1. HABERLER

  2. DERGİLER

  3. “Bir tatlı huzur bozmaya geldik”: Anti-hegemonya olarak Feminizm
“Bir tatlı huzur bozmaya geldik”: Anti-hegemonya olarak Feminizm

“Bir tatlı huzur bozmaya geldik”: Anti-hegemonya olarak Feminizm

“Bir tatlı huzur bozmaya geldik”: Anti-hegemonya olarak Feminizm

A+A-

 


Doğuş Derya
[email protected]

“Toplumsal dönüşüm yalnızca kitleleri bir dava uğruna harekete geçirmekle değil, gündelik toplumsal ilişkilerin yeniden eklemlenmesiyle ve aykırı ya da yıkıcı pratiklerin açtığı yeni kavramsal ufuklarla gerçekleşir”
Judith Butler

“Alışmak” diye tarif edilen duruma dair oldum olası garip bir mesafe ve tedirginlik duygusu hissetmişimdir. Sanırım, bir durumun sürekli benzer şekilde tekrarlanması ve ortaya çıkan rutin içerisinde birçok düşünce ve pratiğin sorgusuz sualsiz devam eden bir ezber halini alması fikridir huzursuzluğumun nedeni. Aslında birçok insan için konforlu ve rahat bir duygudur “alışmak”. Soru sormayı gerektirmeyen bir tekrarlanışın kendisini bir kaide haline getirir ve karşımıza çıkan farklı durumlara otomatik olarak yinelenen biçimlerde cevap vermemizi kolaylaştırır. Ne zaman oluştuğunu bilmediğimiz temayüllerin verili düzeninde, konuştuğumuz dili, kullandığımız kavramları ve ortaya koyduğumuz fiilleri önceden kuşatan görünmez bir fanus gibidir “alışma” halleri. İçine doğduğumuz düzenin yapılarından, sınırlarından ve kurallarından süzülerek kurulduğu için, niye uymak zorunda olduğumuzu düşünmediğimiz sihirli bir uyumlaşma durumudur da aynı zamanda. Hissettirdiği konfor ve huzur, biraz da bu yüzden uyku kadar tatlı ve sessizdir.

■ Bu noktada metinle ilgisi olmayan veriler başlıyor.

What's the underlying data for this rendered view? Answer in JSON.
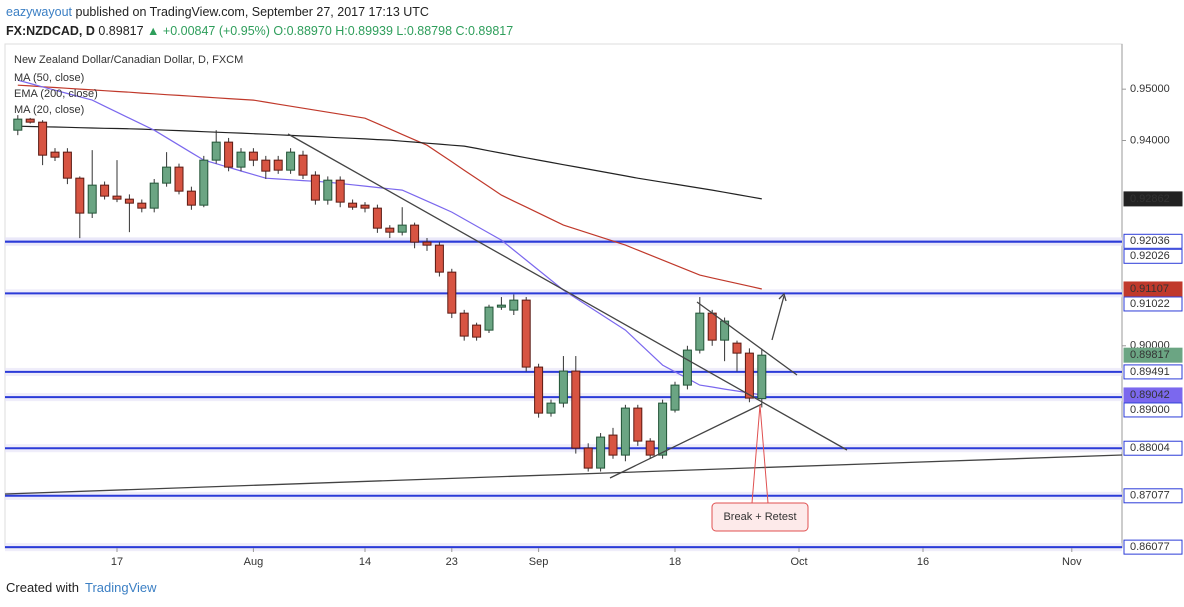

Şuur gerektirmeyen, kendine özgü ritmik bir seyri vardır “alışma” hallerinin. Öyle ki, bir durumun “alışkanlık” olduğu bile ancak o ritmik seyir bozulduğu an fark edilir. Sinsidir yani “alışma halleri”. Müzmin bir “doğallık” ile bezenir, “normal” olarak inşa edilmiş nizamlar içerisine gizlenir ve hiç çaktırmadan yerleşir varlığınıza. Bir iktidar ağı içerisinde kurulduğunu ve sosyal olarak yapılandırılmış bir “düşünme-eyleme ezberi” olduğunu fark ettirmeksizin, kendisini kuran güç ilişkilerini gizleyerek sızar gündelik hayata. Bu yüzden olsa gerek,  “doğallık ve normallik” iddiası üzerine bina edilmiş her türlü hegemonik siyasetin vazgeçilmez unsurudur alışkanlıklar yaratmak. Adına ister ırkçılık, ister ataerki, ister heteroseksizim, isterseniz de milliyetçilik deyin fark etmez; asimetrik iktidar ilişkileri sonucunda kurulan tüm hegemonik siyaset biçimleri, kendi bekasını garantileyen dilleri ve pratikleri daimi bir tekrara, sorgusuz sualsiz yinelenen bir ezbere, şuur gerektirmeyen bir ritme, kısacası alışkanlıklara tercüme edebildiği oranda hegemonikleşir.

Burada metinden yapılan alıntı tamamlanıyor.